The Senate can do better. It should start by including in the legislation the president’s Clean Energy Technology Fund, an investment of $15 billion per year over 10 years to develop affordable, low-emission energy technologies that could be used by the developing world as well as by rich countries. The provision wasn’t included in the House bill, and I am one of 34 Nobel Laureates who recently wrote to the president, urging him to try to get Congress to include the fund in a final climate bill.

A stable funding mechanism for basic and applied research, development and demonstration is critical to developing the technologies we will need to greatly cut emissions in a cost-effective manner. The Senate should set aside at least 5 percent of all emission allowances for the Clean Energy Technology Fund, and for purposes of stability of funding, provide support for the full lifetime cost of a competitively selected project at the time the award is made.

Current technologies are a good start, but they are not up to doing the entire job. For example, we have no effective way to store energy from intermittent sources to smooth out the variations of wind and solar output that hugely complicate their use on a large scale.

Another challenge is the use of hydrogen fuel cells to store energy from intermittent sources and use it for transportation. The present cells use so much platinum as a catalyst that the entire yearly world supply of platinum is not enough to supply the fuel cells needed for U.S. auto production, much less the world’s.

Our very expensive corn ethanol program is at best a marginal reducer of emissions, and if the effects of land-use changes are included, is positively harmful. There are more advanced biofuels that might actually do some good, but they, too, need more research and a lot more development and demonstration.
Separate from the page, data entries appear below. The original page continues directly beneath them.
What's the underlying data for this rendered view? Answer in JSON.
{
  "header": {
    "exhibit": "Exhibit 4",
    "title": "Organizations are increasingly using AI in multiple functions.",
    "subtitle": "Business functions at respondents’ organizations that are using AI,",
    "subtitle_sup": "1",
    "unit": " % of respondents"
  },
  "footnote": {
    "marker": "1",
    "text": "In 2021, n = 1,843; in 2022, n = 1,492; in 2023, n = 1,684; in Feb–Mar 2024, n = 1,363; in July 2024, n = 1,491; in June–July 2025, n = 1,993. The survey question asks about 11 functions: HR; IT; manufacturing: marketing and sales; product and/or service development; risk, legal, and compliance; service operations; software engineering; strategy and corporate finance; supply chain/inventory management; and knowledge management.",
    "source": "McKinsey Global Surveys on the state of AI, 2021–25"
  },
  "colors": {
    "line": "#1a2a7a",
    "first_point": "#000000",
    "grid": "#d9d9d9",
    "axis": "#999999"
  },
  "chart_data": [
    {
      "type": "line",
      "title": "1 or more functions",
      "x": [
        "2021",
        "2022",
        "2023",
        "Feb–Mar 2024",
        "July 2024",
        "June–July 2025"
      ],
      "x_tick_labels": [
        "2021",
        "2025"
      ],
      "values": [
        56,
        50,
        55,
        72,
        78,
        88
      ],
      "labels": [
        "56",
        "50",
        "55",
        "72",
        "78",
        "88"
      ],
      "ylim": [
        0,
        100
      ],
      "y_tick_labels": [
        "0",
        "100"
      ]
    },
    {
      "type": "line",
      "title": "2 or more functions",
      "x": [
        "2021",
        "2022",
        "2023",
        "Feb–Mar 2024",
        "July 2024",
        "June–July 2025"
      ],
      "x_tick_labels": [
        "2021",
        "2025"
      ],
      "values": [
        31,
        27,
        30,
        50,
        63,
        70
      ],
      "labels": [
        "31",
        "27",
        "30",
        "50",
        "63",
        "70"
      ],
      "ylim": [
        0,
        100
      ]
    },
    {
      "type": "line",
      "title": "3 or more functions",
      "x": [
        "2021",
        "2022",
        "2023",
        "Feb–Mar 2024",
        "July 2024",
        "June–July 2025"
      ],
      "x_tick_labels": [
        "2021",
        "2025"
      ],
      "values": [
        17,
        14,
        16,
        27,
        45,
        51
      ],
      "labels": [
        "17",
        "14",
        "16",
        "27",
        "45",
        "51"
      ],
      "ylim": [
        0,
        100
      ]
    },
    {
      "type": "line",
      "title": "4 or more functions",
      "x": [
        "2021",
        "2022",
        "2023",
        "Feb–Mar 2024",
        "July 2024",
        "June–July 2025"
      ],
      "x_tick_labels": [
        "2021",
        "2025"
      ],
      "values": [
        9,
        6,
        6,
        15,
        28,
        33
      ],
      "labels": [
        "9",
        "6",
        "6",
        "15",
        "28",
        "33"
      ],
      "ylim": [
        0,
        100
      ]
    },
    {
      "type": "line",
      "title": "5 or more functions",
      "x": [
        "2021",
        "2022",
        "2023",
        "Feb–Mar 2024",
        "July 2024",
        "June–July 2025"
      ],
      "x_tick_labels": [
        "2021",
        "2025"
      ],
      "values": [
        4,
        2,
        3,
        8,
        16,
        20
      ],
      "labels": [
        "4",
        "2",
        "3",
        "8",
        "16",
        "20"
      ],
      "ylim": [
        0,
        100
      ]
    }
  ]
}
Nuclear power, a safe source available 24/7, is being slowed by concern about the lack of a permanent repository for spent nuclear fuel. There is no intermediate-term problem because spent fuel can be stored safely at reactor sites for many years. In the interim, we can do the research and development that might allow us to reduce the volume of waste in a way that is proliferation-resistant.

Energy efficiency is an easy, low-cost way to reduce emissions. There are many ways to improve efficiency in power generation, transportation and buildings that would benefit from the president’s fund. Some things don’t even need research and development, like an energy audit before the sale of any building that would tell the buyer how to save with simple upgrades that pay for themselves through reduced utility bills. Unfortunately, the House failed to include a provision for the audits, bowing to the National Association of Realtors, which seems to want buyers to know as little as possible.

Tackling climate change is not mission impossible. Deploying today’s technologies and supporting the research and development for tomorrow’s will put us on the right path toward achieving energy security and mitigating climate change.

Burton Richter is a Nobel Laureate (Physics, 1976), member of the National Academy of Sciences, and a past president of both the American Physical Society and the International Union of Pure and Applied Physics. He is the Paul Pigott professor emeritus at Stanford University and the former director of the Stanford Linear Accelerator Center, one of the Department of Energy’s science laboratories.